Abstract

As wideband Delta-Sigma-Modulators (DSMs) are restricted in oversampling ratio (OSR), and low OSR reduces the benefit of higher order loop filters, the increase of the internal resolution is an obvious way to achieve high signal-to-quantization-noise ratio (SQNR). State-of-the-art implementations restrict the internal resolution to mostly 4-6 bits, as efficient QTZs with higher resolution add excessive delay into the DSM. Multi-step or time-interleaved-quantizer (TI-QTZs) are an effective way to enhance resolution at high sampling rate, but the resulting latency in excess of one clock cycle usually prohibits their usage in DSMs. This paper proposes a new architecture to employ high resolution multi-step QTZs, such as TI SAR or pipeline ADCs. In the proposed architecture, an excess loop delay (ELD) of several clock cycles in the LSBs is purposefully allowed.

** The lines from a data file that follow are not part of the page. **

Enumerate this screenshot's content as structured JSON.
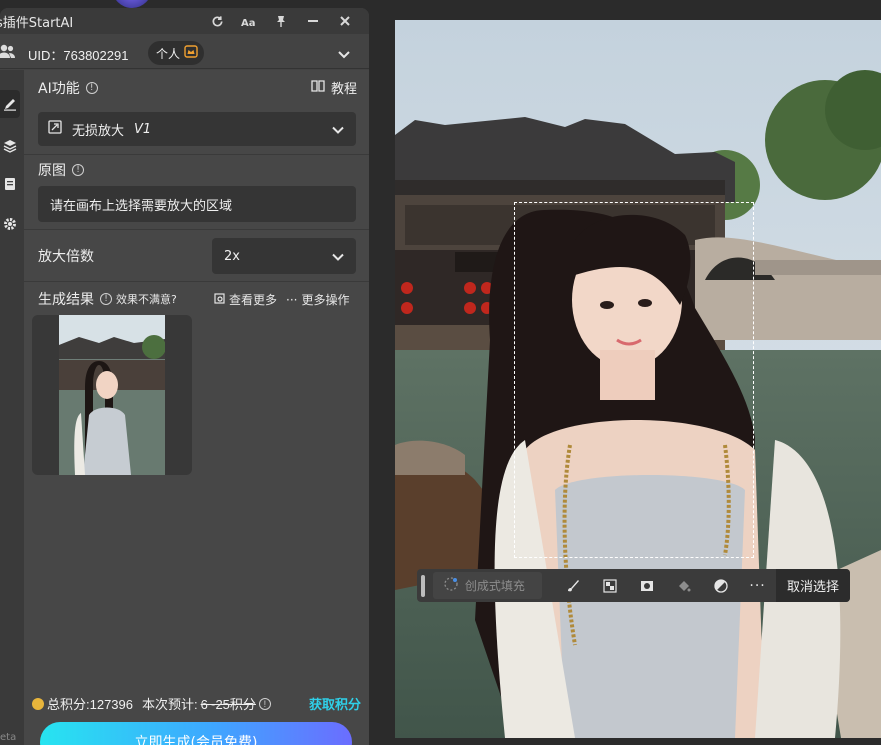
{
  "plugin": {
    "title": "s插件StartAI",
    "uid_text": "UID：763802291",
    "account_badge": "个人",
    "ai_function_label": "AI功能",
    "tutorial_label": "教程",
    "function_value": "无损放大",
    "function_version": "V1",
    "source_label": "原图",
    "source_placeholder": "请在画布上选择需要放大的区域",
    "scale_label": "放大倍数",
    "scale_value": "2x",
    "result_label": "生成结果",
    "unsatisfied_label": "效果不满意?",
    "view_more_label": "查看更多",
    "more_actions_label": "更多操作",
    "total_points_label": "总积分:127396",
    "estimate_label": "本次预计:",
    "estimate_value": "6~25积分",
    "get_points_label": "获取积分",
    "generate_button": "立即生成(会员免费)",
    "footer_text": "eta"
  },
  "canvas_toolbar": {
    "generative_fill_label": "创成式填充",
    "cancel_selection_label": "取消选择"
  },
  "colors": {
    "accent": "#2fd0e8",
    "panel_bg": "#434343",
    "canvas_bg": "#2b2b2b"
  }
}
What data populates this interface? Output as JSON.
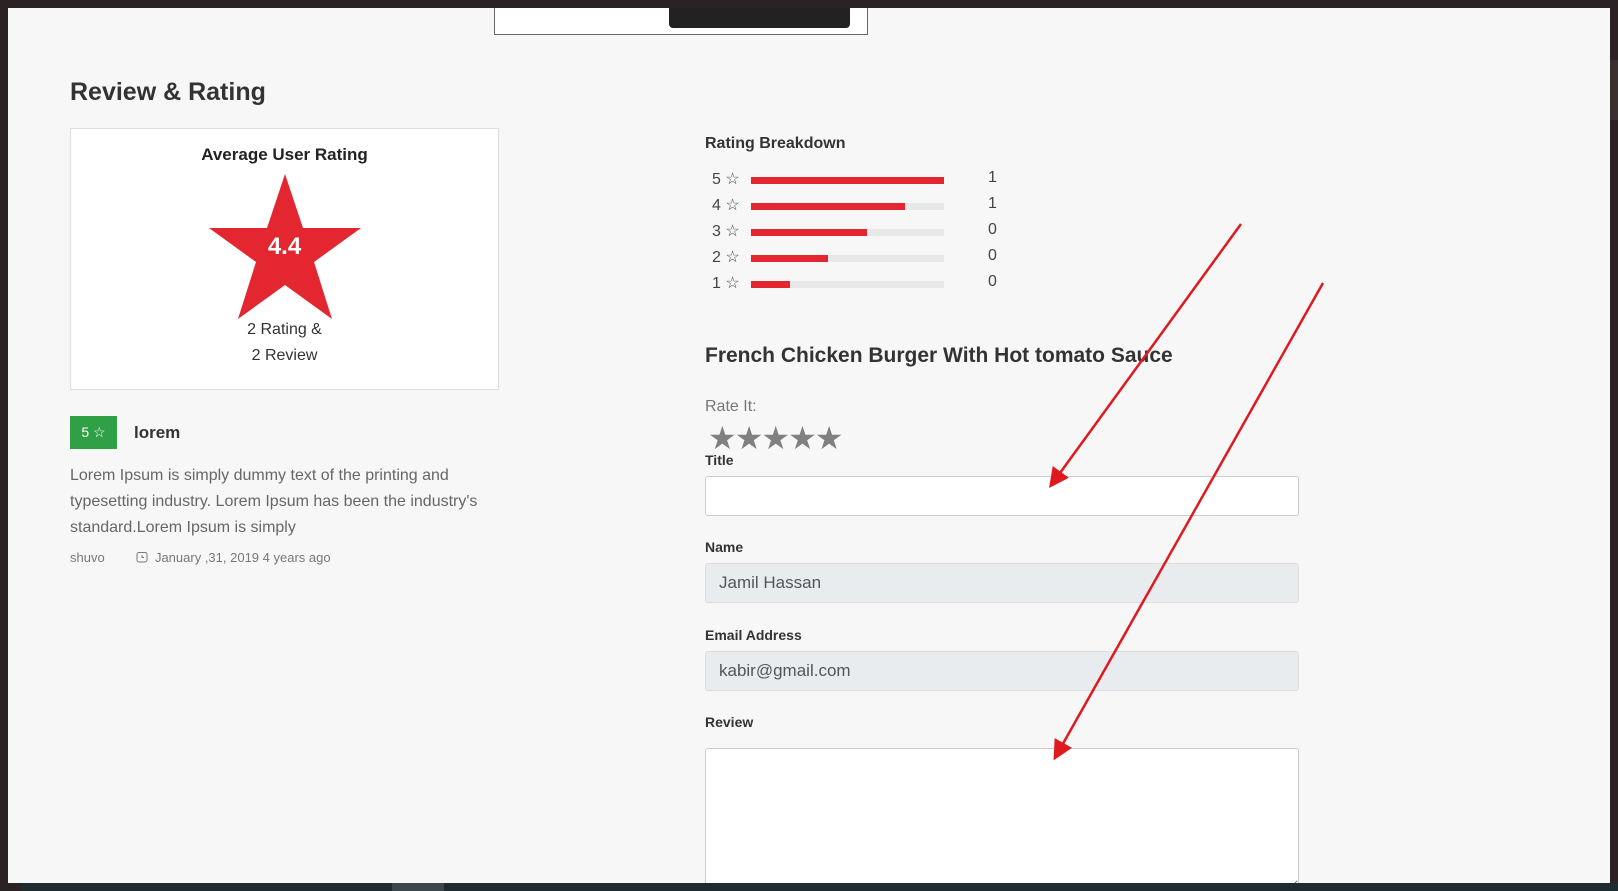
{
  "section": {
    "title": "Review & Rating"
  },
  "average": {
    "title": "Average User Rating",
    "value": "4.4",
    "count_line1": "2 Rating &",
    "count_line2": "2 Review",
    "star_color": "#e3262f"
  },
  "review": {
    "score": "5 ☆",
    "title": "lorem",
    "body": "Lorem Ipsum is simply dummy text of the printing and typesetting industry. Lorem Ipsum has been the industry's standard.Lorem Ipsum is simply",
    "author": "shuvo",
    "date": "January ,31, 2019 4 years ago",
    "badge_color": "#2fa045"
  },
  "breakdown": {
    "title": "Rating Breakdown",
    "rows": [
      {
        "label": "5 ☆",
        "fill": 1.0,
        "count": "1"
      },
      {
        "label": "4 ☆",
        "fill": 0.8,
        "count": "1"
      },
      {
        "label": "3 ☆",
        "fill": 0.6,
        "count": "0"
      },
      {
        "label": "2 ☆",
        "fill": 0.4,
        "count": "0"
      },
      {
        "label": "1 ☆",
        "fill": 0.2,
        "count": "0"
      }
    ],
    "bar_color": "#e3262f"
  },
  "form": {
    "product_title": "French Chicken Burger With Hot tomato Sauce",
    "rate_label": "Rate It:",
    "stars": [
      "★",
      "★",
      "★",
      "★",
      "★"
    ],
    "title_label": "Title",
    "title_value": "",
    "name_label": "Name",
    "name_value": "Jamil Hassan",
    "email_label": "Email Address",
    "email_value": "kabir@gmail.com",
    "review_label": "Review",
    "review_value": ""
  },
  "annotation": {
    "arrow_color": "#e0191f"
  }
}
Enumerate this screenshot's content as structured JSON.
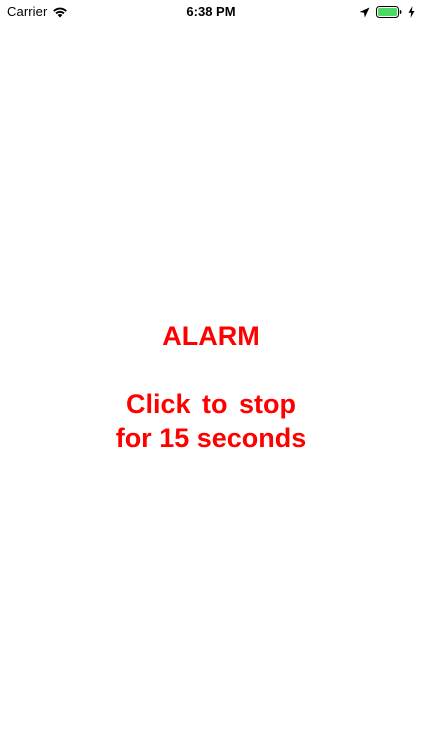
{
  "status_bar": {
    "carrier": "Carrier",
    "time": "6:38 PM",
    "icons": [
      "wifi-icon",
      "location-icon",
      "battery-icon",
      "charging-bolt-icon"
    ],
    "battery_color": "#4cd964"
  },
  "alarm": {
    "title": "ALARM",
    "action_line1": "Click  to  stop",
    "action_line2": "for 15 seconds",
    "text_color": "#ff0000"
  }
}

While the MSBs are conventionally ELD-compensated, the LSBs are not. The resulting error is corrected in the digital domain. It is shown that matching requirements are relaxed by first-order shaping. The idea is also applicable to a Leslie-Singh and noise-coupling architecture, which are compared to the proposed architecture in an extensive system-level analysis and simulation. Depending on the target application, an advantageous design recommendation can be given based on the presented results depending on OSR, internal bitwidth and expected analog-digital matching.